Le président de la République a choisi François-Noël Buffet pour occuper le poste de Défenseur des droits, une décision qui provoque une vive polémique. Cette nomination, annoncée le 10 juillet 2026, est perçue par de nombreux observateurs comme un choix politique, remettant en cause l'indépendance de cette institution clé de la protection des libertés.

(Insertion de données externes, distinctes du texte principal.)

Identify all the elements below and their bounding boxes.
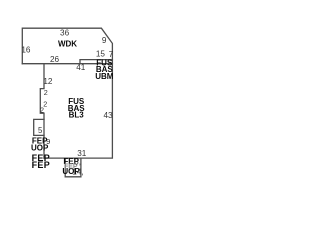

Un profil politique contesté
François-Noël Buffet, sénateur Les Républicains et ancien président de la commission des lois, est connu pour ses positions conservatrices. Ses détracteurs soulignent son manque d'expérience dans le domaine des droits humains et son lien étroit avec le parti présidentiel. Selon une source proche du dossier, "cette nomination est une occasion manquée de renforcer la défense des droits fondamentaux".
Les réactions de l'opposition
L'opposition, unie dans sa critique, dénonce un "coup de force" et une "instrumentalisation" de l'institution. Une députée de La France insoumise a déclaré : "C'est un affront à l'indépendance du Défenseur des droits. Nous saisirons le Conseil d'État." Plusieurs associations de défense des droits humains ont également exprimé leur inquiétude, estimant que cette nomination pourrait affaiblir la crédibilité de l'institution.

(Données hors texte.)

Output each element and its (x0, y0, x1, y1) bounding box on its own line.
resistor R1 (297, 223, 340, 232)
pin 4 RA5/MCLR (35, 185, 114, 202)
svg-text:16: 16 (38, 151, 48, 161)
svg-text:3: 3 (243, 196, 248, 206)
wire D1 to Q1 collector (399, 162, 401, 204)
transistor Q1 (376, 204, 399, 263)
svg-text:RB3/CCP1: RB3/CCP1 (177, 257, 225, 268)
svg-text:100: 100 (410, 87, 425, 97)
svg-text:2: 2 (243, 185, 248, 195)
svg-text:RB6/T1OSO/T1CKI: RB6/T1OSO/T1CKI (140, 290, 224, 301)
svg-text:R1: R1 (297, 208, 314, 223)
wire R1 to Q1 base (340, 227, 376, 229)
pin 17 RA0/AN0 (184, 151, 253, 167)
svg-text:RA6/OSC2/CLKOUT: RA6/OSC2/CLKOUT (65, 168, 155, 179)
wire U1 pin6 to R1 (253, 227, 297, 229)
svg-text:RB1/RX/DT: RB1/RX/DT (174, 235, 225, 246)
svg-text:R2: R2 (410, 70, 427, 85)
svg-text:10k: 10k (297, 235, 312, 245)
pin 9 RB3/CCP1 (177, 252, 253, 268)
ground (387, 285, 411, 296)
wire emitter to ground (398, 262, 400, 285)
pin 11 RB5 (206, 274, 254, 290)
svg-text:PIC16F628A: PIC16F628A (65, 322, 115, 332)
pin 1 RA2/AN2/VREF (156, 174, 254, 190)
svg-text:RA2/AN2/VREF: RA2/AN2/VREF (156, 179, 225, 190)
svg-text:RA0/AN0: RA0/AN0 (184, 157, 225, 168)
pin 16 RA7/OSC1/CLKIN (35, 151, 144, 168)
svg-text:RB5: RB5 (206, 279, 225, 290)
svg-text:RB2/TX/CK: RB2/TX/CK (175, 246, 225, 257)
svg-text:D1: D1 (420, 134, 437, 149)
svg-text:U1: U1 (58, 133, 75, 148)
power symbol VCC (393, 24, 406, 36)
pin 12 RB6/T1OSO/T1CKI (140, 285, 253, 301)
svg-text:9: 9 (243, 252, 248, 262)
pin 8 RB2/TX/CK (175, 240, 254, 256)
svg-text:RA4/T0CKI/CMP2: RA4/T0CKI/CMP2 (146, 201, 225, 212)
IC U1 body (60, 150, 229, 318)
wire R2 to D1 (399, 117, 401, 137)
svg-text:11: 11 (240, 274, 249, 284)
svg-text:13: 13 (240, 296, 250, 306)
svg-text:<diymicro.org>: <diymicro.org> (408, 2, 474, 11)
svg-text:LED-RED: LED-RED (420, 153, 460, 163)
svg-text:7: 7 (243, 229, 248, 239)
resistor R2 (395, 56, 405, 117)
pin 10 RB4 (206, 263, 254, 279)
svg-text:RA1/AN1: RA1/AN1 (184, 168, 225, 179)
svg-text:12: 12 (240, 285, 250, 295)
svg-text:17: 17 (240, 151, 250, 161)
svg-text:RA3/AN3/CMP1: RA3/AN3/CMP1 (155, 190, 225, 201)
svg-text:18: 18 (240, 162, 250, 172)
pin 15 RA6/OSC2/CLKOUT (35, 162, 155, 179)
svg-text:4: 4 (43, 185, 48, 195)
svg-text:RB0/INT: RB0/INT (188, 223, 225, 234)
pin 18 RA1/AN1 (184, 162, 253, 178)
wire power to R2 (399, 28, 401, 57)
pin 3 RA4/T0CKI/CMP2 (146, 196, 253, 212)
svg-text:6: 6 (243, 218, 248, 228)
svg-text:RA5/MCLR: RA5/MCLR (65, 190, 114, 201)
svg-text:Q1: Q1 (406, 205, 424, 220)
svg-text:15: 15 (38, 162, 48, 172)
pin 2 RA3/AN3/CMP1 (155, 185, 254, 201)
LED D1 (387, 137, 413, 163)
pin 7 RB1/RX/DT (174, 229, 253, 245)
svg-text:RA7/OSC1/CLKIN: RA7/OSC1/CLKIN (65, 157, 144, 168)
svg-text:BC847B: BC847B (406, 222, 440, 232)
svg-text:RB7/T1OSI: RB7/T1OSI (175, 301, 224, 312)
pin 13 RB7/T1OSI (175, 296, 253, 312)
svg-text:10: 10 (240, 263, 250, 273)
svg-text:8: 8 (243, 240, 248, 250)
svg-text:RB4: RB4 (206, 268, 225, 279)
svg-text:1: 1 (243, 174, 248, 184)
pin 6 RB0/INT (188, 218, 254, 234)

Un impact sur la crédibilité de l'institution
Le Défenseur des droits, créé en 2011, a pour mission de protéger les droits des citoyens face aux administrations. Sa nomination par le président, sans véritable contre-pouvoir, a toujours été critiquée. Avec ce choix, le risque d'une politisation accrue se concrétise. Selon un sondage récent, 62% des Français estiment que l'institution doit rester indépendante du pouvoir exécutif.
La procédure de nomination en question
La nomination doit encore être validée par les commissions des lois de l'Assemblée nationale et du Sénat. L'opposition menace de bloquer le processus, mais la majorité présidentielle dispose des voix nécessaires. Le gouvernement justifie ce choix par l'expérience juridique de Buffet, mais ses opposants y voient une manœuvre politique avant les prochaines échéances électorales.
Les enjeux pour les droits fondamentaux
Cette nomination intervient dans un contexte de tensions sur les libertés publiques, notamment avec les lois sécuritaires récentes. Les associations craignent que le nouveau Défenseur ne soit pas assez combatif face aux dérives autoritaires. "Nous avons besoin d'un défenseur indépendant et courageux, pas d'un homme de parti", a déclaré le président d'une ONG de défense des droits.